Non chiediamo all’autore quale sia la corretta interpretazione. Risponderebbe: «Decidete
voi». In effetti, l’autentica opera d’arte sollecita una fruizione
interattiva, un rapporto empatico; si carica, ogni volta, di un sovrappiù che
appartiene alla sensibilità dell’osservatore e presenta, quindi, facce
cangianti e imprevedibili. Occorre, del resto, abbandonare l’idea che l’artista
domini e governi il farsi dell’opera, dal vagito iniziale al pieno compimento.
Il prodotto della sua creatività può celargli alcuni o molti dei significati
che si manifestano nel corso dell’esercizio interpretativo altrui.
Gli addetti ai lavori
ravviseranno nell’opera di Efrain Vidal i lasciti di poderosi
movimenti e di grandi figure che illustrano la storia dell’arte. Non si fatica
ad attribuirgli un’ispirazione espressionistica e a scoprire quale feconda lezione
dell’astrattismo rinvigorisce la sua vena cromatica. Qualcuno potrebbe giungere
a supporre che, dietro un paravento, sistemato nello studio di
Efrain, si accucci il redivivo Jacques Villon, intento a magnificargli
la stagione cubista e un olio che ebbe la ventura, nel 1912, di consegnare ai posteri,
ossia l’Uomo che legge il suo giornale”.
È possibile una tale presenza?
Poiché
l’arte si nutre d’arte, ogni artista è debitore di qualcuno. Nella riscossione
dei crediti subentra il pubblico. Gli si deve restituire con gli interessi. Ciò
che si aggiunge al capitale ricevuto indica la misura della propria
originalità. Anche Efrain Vidal ha contratto debito.

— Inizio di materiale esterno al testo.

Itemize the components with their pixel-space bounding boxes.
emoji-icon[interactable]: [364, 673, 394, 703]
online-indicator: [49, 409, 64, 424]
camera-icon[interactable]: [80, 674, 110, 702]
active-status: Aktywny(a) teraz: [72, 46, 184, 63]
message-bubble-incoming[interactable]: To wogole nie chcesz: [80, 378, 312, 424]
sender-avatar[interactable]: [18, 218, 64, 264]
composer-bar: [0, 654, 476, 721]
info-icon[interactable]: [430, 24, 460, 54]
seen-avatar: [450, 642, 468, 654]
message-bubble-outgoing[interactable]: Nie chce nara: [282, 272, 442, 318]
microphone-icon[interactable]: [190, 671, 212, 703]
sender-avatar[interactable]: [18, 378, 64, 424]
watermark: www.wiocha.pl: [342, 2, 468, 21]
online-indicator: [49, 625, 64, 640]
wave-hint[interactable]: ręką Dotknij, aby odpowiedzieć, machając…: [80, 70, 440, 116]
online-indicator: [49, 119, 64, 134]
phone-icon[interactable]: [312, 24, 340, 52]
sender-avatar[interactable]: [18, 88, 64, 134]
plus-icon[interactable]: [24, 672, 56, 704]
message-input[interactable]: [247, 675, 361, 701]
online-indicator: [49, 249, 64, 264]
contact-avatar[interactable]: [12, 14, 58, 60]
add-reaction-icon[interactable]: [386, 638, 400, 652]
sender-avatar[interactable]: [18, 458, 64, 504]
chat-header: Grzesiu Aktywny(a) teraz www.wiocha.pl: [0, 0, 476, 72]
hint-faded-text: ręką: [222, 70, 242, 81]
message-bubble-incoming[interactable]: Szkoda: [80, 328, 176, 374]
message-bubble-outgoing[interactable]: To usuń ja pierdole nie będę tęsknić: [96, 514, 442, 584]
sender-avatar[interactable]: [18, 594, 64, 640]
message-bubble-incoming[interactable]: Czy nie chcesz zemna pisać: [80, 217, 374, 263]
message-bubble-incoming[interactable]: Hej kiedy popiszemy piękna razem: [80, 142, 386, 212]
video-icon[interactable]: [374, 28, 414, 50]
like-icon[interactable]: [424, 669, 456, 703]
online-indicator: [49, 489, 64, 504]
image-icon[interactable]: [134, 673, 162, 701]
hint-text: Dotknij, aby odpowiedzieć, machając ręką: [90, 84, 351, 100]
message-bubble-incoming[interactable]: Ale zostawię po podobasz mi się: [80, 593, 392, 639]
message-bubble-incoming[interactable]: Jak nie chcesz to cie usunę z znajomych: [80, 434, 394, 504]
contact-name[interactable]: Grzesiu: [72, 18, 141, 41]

Lo salda con mano generosa. A sentir lui, soltanto con la profusione dei
colori. Aggiunge che la tavolozza a cui ricorre si fa veicolo della sua interiorità
e di conseguenza gli appartiene e lo distingue. «I colori alimentano la mia anima
giorno dopo giorno», afferma, «ed è grazie a loro che trovo
la pace e la gioia di cui ho bisogno». I suoi colori: talora forti, non mai
urlanti, talaltra boffici, sognanti, quasi eterei; colori del lessico
familiare, colori semiotici e filosofici, colori in rima, colori che narrano,
pensano, colori che palpitano, sorridono; colori senza tempo; gli insoliti soliti
colori: i colori di Efrain.
Egli racconta volentieri che più
di un esperto percepiva nei suoi dipinti degli esordi la marcata influenza di
un artista peruviano, Szyszlo, consacrato da critici, scrittori, poeti di fama
internazionale e divenuto ospite fisso di grandi musei e pinacoteche. Ebbene, dichiara che non ne conosceva l’opera. Rivela, però,
di avere più tardi appreso che una insegnante di
pittura, sua guida alla facoltà d’arte della Pontificia Università Cattolica
del Perù dove egli seguì dal 1987 e concluse nel 1993 il corso di laurea, era
affascinata dalla produzione di quel maestro e presume che la stessa, affine nelle
idealità artistiche al suo prediletto e incline ad imitarne lo stile, lo proponesse
a modello senza piena consapevolezza.